Mas, se formos ao outro extremo do espectro examinado por Luís Falcão, em seu artigo, quer dizer, o contratualismo moderno, vemos que a história é elidida (ao menos na maior partes dos autores comumente inscritos nessa tradição) em um estado de natureza atemporal. Somente é possível falar de história após a realização do pacto e instituição da sociedade política. Se a história vem depois, faz-se tábula rasa das condições de possibilidade que tornaram necessária a instituição do poder. O pacto, fazendo as vezes do momento de fundação do corpo político, resolve o problema de sua continuidade, fazendo apelo à dimensão jurídica, tomando como marco fundamental a manifestação da vontade de conciliação. Ora, para Maquiavel, como muito bem demonstra Luís Falcão, o processo de fundação jamais se encerra no tempo: ele sempre é reposto, porque as circunstâncias que lhe deram origem estão sempre presentes. A história, em Maquiavel, não antecede a política nem a sucede. Ela é o horizonte intransponível no qual se desenrolam as ações humanas.

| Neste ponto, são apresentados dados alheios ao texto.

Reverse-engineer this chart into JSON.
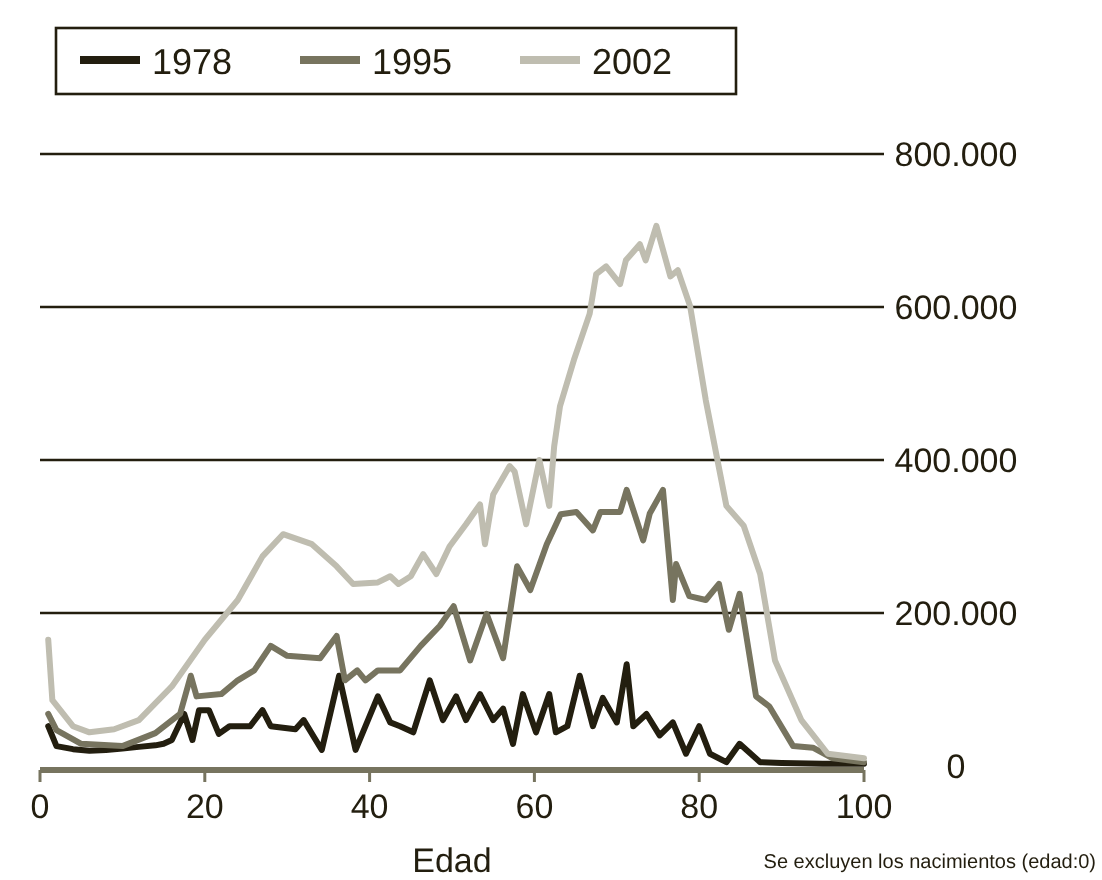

Por isso, a fundação de um corpo político é uma fratura no tempo, um momento de abertura em que o destino humano está indefinido, um momento que não pode ser deduzido do passado, nem determinar o que ocorrerá na sequência. Em outras palavras, ainda seguindo Lefort, a fratura no tempo explicita que a ação humana é marcada pela contingência e pela indeterminação. E novamente nos deparamos com a verdade efetiva das coisas, pois e um de seus aspectos mais notáveis é a presença da consciência da transformação. Como gostava de dizer Maquiavel, “[...] o tempo tudo varre” (MAQUIAVEL, 2017, p. 105). Lição de realismo que aguça nossa percepção do tempo, tornando-nos sensíveis ao fato de que ninguém domina o curso da história, assim como ninguém tem uma visão da totalidade.

A política para Maquiavel, lembra-nos Luís Falcão, em seu belo texto, começa com a cidade e seu sentido apenas nela pode ser decifrado.

 

Referências

Falcão, Luís. Maquiavel e a Origem das Sociedades Políticas. Trans/Form/Ação: Revista de Filosofia da Unesp, v. 46, n. 1, p. 149 - 170, 2023.

LEFORT, Claude. Les formes de l’histoire. Paris: Gallimard, 1978.

MAQUIAVEL, Nicolau. O príncipe. Edição Bilíngue. Trad. de Diogo Pires Aurélio. São Paulo: Editora 34, 2017.